Baretich: A big part of my consulting business is working with hospitals to make sure they’re compliant without wasting time, effort, and money. I’ve seen how hospitals may be using old ideas about what they’re supposed to do. And so it’s important for them to get up to the latest standards. I find that some people are not really comfortable with the underlying codes and standards. They can follow the instructions in the manual for testing but may not be aware of the underlying principles. By helping to explain that, I can also help them devise ways to be more economical in their programs. For example, I tell them, “You know, nobody is actually requiring you to do all that electrical safety testing on a routine basis. So, maybe you want to use your resources to do something else.”
24×7: How big an impact does unnecessary electrical safety testing have on hospitals in terms of time and money spent?
Baretich: Each time you do a test, it takes a few minutes to set it up, do the test, and record the results. The number of times varies by the equipment, but it might be once or twice a year as a typical schedule. You can add that up over thousands of pieces of equipment in the inventory. I think the potential is to reduce a lot of effort.
24×7: How widespread is the issue?
Baretich: I know very few places that have actually cut back routine electrical safety testing to a major extent. Most hospitals are doing routine electrical safety testing, and they don’t really have to. But the change in the code is quite new, and I suspect it will take a while for work practices to change. It’s going to be interesting to watch over the next few years. When I lecture, I say, “We spend a significant amount of time doing this, and nobody is requiring us to do it. So why are we doing it—and what are we going to do instead?” And right now, the reactions I get are, “I don’t know yet how we’re going to handle this.” But people are becoming aware of the issue, so I think we’ll see changes, particularly if we continue seeing pressure on maintenance programs to save money. So many hospitals feel that they’re understaffed in medical equipment maintenance. This may be a way that they can streamline operations and get back that edge they need to bring the workload down to match staffing levels.
Jenny Lower is the managing editor of 24×7. Contact her at [email protected].
I agree with Matt’s take on electrical safety but now CMS is saying that we have to do it on a regular schedule for RPTs instead of letting them run to fail. I think this is a step backwards. What does Matt think?

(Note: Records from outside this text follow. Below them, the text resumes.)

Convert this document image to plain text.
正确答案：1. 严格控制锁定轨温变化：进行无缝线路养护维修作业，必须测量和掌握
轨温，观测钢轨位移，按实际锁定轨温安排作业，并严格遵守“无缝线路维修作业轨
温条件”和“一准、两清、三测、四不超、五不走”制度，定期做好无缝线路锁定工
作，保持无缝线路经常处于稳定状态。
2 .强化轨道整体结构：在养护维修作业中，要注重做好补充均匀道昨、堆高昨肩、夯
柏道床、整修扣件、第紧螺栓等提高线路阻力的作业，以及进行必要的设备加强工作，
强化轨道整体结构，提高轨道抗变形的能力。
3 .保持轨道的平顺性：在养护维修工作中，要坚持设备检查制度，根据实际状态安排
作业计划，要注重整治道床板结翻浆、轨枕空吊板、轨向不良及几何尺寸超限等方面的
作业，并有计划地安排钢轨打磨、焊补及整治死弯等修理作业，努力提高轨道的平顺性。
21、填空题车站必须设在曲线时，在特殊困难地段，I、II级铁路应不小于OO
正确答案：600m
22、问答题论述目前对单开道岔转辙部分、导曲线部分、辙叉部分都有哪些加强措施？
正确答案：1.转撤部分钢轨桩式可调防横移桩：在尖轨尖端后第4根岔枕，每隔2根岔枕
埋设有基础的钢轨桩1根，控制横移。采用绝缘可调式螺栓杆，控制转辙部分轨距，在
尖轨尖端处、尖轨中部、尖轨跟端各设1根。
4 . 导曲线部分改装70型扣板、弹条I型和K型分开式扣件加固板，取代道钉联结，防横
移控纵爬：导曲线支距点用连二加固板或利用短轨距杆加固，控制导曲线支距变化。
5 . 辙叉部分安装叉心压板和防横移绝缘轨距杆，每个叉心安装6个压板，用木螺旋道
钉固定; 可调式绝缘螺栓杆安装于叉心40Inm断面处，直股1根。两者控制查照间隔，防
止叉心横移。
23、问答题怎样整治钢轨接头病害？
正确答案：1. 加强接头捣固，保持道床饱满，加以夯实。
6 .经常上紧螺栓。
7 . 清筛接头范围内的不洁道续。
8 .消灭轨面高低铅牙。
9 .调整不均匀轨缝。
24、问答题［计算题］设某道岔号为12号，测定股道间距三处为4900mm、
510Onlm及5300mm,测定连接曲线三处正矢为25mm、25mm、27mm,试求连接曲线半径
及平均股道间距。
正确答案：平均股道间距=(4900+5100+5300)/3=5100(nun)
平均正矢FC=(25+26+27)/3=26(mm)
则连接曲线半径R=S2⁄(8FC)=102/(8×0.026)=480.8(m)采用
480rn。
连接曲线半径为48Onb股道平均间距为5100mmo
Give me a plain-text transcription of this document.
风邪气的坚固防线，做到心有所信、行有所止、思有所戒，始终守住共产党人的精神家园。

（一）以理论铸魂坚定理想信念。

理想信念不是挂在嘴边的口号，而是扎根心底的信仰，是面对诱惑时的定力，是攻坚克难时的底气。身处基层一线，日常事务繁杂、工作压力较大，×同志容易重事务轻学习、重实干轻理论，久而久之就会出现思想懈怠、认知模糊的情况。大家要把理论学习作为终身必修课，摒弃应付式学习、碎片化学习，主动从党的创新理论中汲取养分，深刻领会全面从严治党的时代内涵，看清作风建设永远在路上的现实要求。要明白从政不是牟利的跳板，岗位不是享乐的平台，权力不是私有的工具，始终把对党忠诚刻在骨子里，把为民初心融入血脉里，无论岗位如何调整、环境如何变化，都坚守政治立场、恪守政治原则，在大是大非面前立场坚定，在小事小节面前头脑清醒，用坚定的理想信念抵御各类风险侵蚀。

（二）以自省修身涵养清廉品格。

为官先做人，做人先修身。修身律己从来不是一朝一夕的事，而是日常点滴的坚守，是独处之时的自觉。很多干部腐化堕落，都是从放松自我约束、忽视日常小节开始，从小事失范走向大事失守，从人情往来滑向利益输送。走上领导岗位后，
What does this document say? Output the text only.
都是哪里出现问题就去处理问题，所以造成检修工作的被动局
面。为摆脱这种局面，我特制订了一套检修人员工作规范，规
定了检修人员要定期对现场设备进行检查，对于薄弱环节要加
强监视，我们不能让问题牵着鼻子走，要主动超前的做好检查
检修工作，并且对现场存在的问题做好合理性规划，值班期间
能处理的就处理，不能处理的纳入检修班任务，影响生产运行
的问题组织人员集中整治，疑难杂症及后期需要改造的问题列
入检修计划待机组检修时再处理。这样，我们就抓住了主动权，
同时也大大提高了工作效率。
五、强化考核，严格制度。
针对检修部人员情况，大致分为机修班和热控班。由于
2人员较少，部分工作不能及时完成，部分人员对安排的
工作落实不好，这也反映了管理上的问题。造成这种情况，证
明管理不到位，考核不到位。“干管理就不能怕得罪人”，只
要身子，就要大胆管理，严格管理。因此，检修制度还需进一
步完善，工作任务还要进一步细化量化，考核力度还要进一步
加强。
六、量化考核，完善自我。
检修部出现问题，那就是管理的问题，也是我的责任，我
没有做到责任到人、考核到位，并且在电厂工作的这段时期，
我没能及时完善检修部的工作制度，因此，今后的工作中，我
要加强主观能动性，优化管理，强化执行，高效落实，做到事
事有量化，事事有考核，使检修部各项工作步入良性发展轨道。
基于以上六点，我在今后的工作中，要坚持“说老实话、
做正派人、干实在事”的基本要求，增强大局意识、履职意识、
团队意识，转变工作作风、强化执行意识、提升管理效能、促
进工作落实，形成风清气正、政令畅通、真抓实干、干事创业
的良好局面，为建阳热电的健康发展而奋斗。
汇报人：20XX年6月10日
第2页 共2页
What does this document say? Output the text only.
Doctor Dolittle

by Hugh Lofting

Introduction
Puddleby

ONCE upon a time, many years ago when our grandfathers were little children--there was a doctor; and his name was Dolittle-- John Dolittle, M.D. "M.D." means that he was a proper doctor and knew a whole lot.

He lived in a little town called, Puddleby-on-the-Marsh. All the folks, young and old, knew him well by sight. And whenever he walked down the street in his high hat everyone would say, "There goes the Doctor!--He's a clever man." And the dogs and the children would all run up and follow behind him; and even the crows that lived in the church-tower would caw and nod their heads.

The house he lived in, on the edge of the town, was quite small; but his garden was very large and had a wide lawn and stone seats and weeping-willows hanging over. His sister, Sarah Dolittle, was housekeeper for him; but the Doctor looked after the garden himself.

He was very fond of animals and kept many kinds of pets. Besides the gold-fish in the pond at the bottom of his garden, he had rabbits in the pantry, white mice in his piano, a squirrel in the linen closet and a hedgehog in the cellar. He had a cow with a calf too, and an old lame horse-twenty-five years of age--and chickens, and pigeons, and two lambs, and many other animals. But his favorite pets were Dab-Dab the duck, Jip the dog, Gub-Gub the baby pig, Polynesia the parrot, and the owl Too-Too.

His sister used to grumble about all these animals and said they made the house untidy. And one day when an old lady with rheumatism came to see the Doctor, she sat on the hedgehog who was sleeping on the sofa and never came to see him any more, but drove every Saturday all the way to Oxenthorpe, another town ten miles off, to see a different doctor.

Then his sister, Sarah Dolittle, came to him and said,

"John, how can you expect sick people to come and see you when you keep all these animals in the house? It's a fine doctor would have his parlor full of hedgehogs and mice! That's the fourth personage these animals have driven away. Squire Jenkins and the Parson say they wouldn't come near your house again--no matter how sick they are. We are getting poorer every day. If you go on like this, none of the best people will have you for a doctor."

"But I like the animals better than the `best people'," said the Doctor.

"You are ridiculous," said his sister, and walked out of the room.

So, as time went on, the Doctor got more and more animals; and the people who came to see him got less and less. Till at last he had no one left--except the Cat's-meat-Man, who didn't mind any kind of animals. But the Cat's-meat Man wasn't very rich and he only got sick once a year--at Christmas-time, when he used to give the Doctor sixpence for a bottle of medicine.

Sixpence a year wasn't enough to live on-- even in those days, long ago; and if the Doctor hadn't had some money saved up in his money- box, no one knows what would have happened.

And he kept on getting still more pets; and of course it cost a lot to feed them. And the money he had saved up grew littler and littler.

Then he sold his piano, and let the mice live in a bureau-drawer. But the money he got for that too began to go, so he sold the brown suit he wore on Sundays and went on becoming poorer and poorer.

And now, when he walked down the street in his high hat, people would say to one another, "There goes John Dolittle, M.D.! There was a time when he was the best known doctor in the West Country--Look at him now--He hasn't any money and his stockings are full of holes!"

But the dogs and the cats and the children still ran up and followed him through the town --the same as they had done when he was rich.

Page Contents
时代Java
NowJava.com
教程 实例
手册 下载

CMS should not have the authority to create regulations in areas of clinical safety or medical device compliance. As it is, there are too many agencies and entities that overlap in various areas of healthcare regulatory compliance. Consolidating and reducing the number of them involved and/or limiting their authorities to certain areas could help a great deal to reduce confusion and the cost of effort to comply. It could help reduce federal agency expenditures as well.
CMS says we need to inspect certain RPTs on a regular basis. I think a visual inspection would be adequate.
CMS (Center for Medicare and Medicaid Services) has regulations intended to make sure that healthcare facilities receiving Medicare and Medicaid funds meet appropriate standards.
I inquired about this during one of our surveys and the surveyor’s response was, “We are not using the 2012 NFPA 99 standards, so you must still perform them until we start utilizing the 2012 standards.” So as biomeds our hands are still bound by the JCAHO and DNV agencies.